Picture by Andrew L. Paciorek
The Boogeyman, more traditionally spelled “Bogeyman,” does not seem to be a reference to any specific monster, but rather to any scary creature that is either the product of a child’s imagination or used by parents to scare children. These include the traditional monster that lives in the closet or under the bed, essentially a manifestation of fear of the dark and the unknown.
More specific bogeyman-type beings include the scissor man that will cut off a kid’s fingers if they suck on them, and variations on the theme of a guy who takes bad children away in a sack.
This page lists some of the more interesting regional variations. It’s been suggested that the word “bogeyman” might come from the Bugis, who were Indonesian pirates, but this is considered unlikely due to the fact that the word was used in Europe before there was much contact between the Europeans and Indonesia. The term is almost certainly related to the boggarts, who were mischievous house fairies responsible for stealing household items, making milk go sour, and placing clammy hands on the foreheads of sleepers. It was said that they could be kept out of a house by placing a horseshoe above the door, a pretty standard safeguard against evil fairies and the like. Boggarts are part of English folklore (the Scots call them bogles), so the name for this one sort of malevolent house monster probably eventually came to be applied to other creatures of the same general sort. I don’t know if there’s any direct connection between boggarts/bogeymen and “bogey” or “booger” as a slang term for mucus, but they might well have common roots. I understand that the word “bug” also came from the same Middle English word, so it probably came to mean anything obnoxious or gross.
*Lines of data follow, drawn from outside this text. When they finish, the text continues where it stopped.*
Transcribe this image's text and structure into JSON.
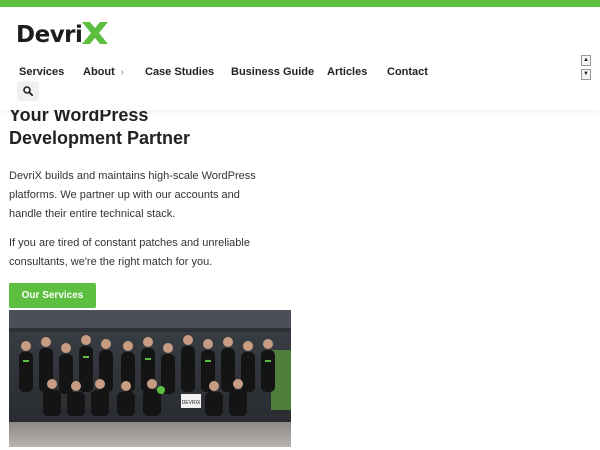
{
  "brand": {
    "name": "Devri",
    "accent_color": "#5cbf3f"
  },
  "nav": {
    "items": [
      {
        "label": "Services"
      },
      {
        "label": "About",
        "has_submenu": true
      },
      {
        "label": "Case Studies"
      },
      {
        "label": "Business Guide"
      },
      {
        "label": "Articles"
      },
      {
        "label": "Contact"
      }
    ],
    "search_icon": "search-icon"
  },
  "scroll_controls": {
    "up": "▲",
    "down": "▼"
  },
  "hero": {
    "title_line1": "Your WordPress",
    "title_line2": "Development Partner",
    "paragraph1_line1": "DevriX builds and maintains high-scale WordPress",
    "paragraph1_line2": "platforms. We partner up with our accounts and",
    "paragraph1_line3": "handle their entire technical stack.",
    "paragraph2_line1": "If you are tired of constant patches and unreliable",
    "paragraph2_line2": "consultants, we're the right match for you.",
    "cta_label": "Our Services"
  },
  "team_photo": {
    "sign_text": "DEVRIX"
  }
}
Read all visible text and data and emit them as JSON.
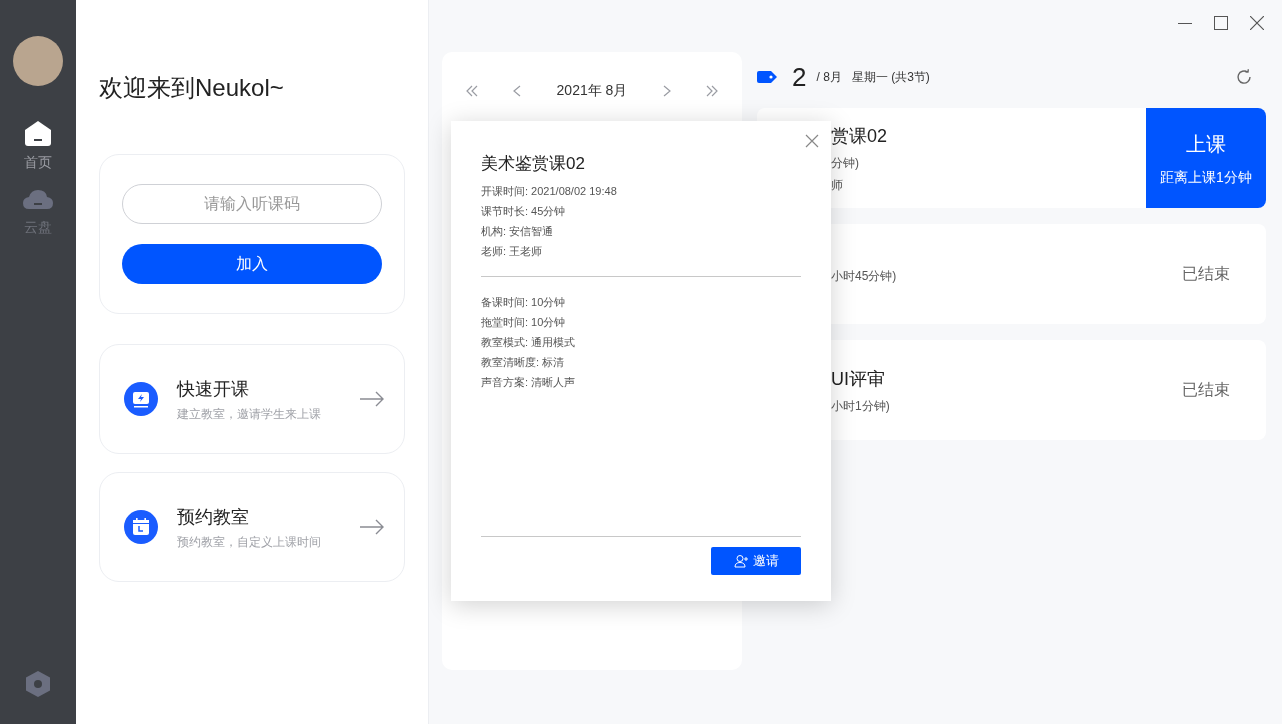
{
  "sidebar": {
    "items": [
      {
        "label": "首页",
        "kind": "home",
        "selected": true
      },
      {
        "label": "云盘",
        "kind": "cloud",
        "selected": false
      }
    ]
  },
  "welcome": "欢迎来到Neukol~",
  "join": {
    "placeholder": "请输入听课码",
    "button": "加入"
  },
  "actions": [
    {
      "kind": "quick",
      "title": "快速开课",
      "subtitle": "建立教室，邀请学生来上课"
    },
    {
      "kind": "book",
      "title": "预约教室",
      "subtitle": "预约教室，自定义上课时间"
    }
  ],
  "calendar": {
    "month": "2021年 8月"
  },
  "day": {
    "number": "2",
    "month": "/ 8月",
    "weekday": "星期一 (共3节)"
  },
  "courses": [
    {
      "lines": [
        "赏课02",
        "分钟)",
        "师"
      ],
      "kind": "upcoming",
      "action": "上课",
      "note": "距离上课1分钟"
    },
    {
      "lines": [
        "小时45分钟)"
      ],
      "kind": "ended",
      "action": "已结束"
    },
    {
      "lines": [
        "UI评审",
        "小时1分钟)"
      ],
      "kind": "ended",
      "action": "已结束"
    }
  ],
  "dialog": {
    "title": "美术鉴赏课02",
    "info": [
      "开课时间: 2021/08/02 19:48",
      "课节时长: 45分钟",
      "机构: 安信智通",
      "老师: 王老师"
    ],
    "settings": [
      "备课时间: 10分钟",
      "拖堂时间: 10分钟",
      "教室模式: 通用模式",
      "教室清晰度: 标清",
      "声音方案: 清晰人声"
    ],
    "button": "邀请"
  }
}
In Terry Pratchett’s Discworld, bogeymen are a species of their own, albeit a fairly rare one. I believe the first bogeyman we meet in the series is Schleppel in Reaper Man, who’s agoraphobic and hence has the hiding part down, but isn’t so keen on the jumping out at people. In Hogfather, the original bogeyman, a manifestation of primal terror, is revealed to also have been the first tooth fairy. Since children believe that bogeymen stop existing when they hide under blankets, putting a blanket over a bogeyman’s own head will cause him to doubt his own existence.
Another memorable appearance by a bogeyman in twentieth-century media is Oogie Boogie from The Nightmare Before Christmas, who is basically a giant potato sack stuffed with bugs.